Measures for In-Sample Evaluation

 

This passage describes the process of numerically evaluating regression models using two important measures: Mean Squared Error (MSE) and R-squared.

1. Mean Squared Error (MSE): MSE is a measure of the average squared difference between the actual values (y) and the predicted values (ŷ). To calculate MSE, you square the difference between each actual and predicted value, sum them up, and then divide by the number of samples. In Python, you can use the mean_squared_error function from sklearn.metrics to calculate MSE. A lower MSE indicates a better fit of the model to the data.

2. R-squared (Coefficient of Determination): R-squared is a measure of how close the data points are to the fitted regression line. It compares the performance of the regression model to a simple model (usually the mean of the data points). R-squared ranges between 0 and 1, where 1 indicates a perfect fit. It is calculated as 1 minus the ratio of the MSE of the regression line to the MSE of the mean of the data points. In Python, you can obtain the R-squared value using the score method in the linear regression object. A higher R-squared value indicates a better fit of the model to the data.

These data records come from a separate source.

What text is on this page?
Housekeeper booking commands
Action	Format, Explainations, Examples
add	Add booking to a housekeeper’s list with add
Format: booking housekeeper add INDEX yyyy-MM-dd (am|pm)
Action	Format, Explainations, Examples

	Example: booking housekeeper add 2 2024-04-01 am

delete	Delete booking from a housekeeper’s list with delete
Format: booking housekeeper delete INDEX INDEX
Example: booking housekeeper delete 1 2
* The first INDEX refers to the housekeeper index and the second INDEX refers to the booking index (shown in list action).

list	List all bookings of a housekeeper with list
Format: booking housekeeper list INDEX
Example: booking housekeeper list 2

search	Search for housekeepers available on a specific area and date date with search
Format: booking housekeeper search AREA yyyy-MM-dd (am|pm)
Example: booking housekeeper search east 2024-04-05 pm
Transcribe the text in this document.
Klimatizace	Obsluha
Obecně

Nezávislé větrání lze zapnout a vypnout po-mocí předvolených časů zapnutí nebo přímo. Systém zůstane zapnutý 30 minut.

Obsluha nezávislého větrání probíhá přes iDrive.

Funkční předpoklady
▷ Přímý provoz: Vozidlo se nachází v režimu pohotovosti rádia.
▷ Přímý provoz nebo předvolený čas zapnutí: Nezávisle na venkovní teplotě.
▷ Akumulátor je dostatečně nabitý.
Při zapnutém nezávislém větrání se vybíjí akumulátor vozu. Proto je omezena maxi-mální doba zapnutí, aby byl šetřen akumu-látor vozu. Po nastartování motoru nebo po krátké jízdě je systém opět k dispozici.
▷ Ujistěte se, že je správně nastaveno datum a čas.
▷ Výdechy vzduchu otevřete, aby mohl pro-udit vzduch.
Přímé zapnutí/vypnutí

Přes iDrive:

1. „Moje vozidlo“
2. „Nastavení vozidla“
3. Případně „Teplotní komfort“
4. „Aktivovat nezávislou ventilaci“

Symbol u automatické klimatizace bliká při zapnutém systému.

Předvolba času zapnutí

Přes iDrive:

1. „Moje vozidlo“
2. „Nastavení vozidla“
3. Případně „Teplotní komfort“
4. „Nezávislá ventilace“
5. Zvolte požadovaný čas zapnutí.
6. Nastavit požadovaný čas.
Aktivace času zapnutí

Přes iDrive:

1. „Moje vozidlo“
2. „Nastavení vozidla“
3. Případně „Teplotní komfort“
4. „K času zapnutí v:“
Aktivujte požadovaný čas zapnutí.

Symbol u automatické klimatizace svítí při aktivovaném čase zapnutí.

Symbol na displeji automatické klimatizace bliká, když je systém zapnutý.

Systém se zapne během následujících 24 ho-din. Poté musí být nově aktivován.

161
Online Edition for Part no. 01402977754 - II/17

The passage also provides visual examples to illustrate the concept of MSE and R-squared. In the example where the regression line fits the data well, the MSE is small compared to the MSE of the mean of the data points, resulting in an R-squared value close to 1. Conversely, in the example where the regression line does not fit the data well, the MSE is comparable to the MSE of the mean, resulting in an R-squared value close to 0.

Overall, MSE and R-squared are important metrics for assessing the performance of regression models and determining how well they fit the data.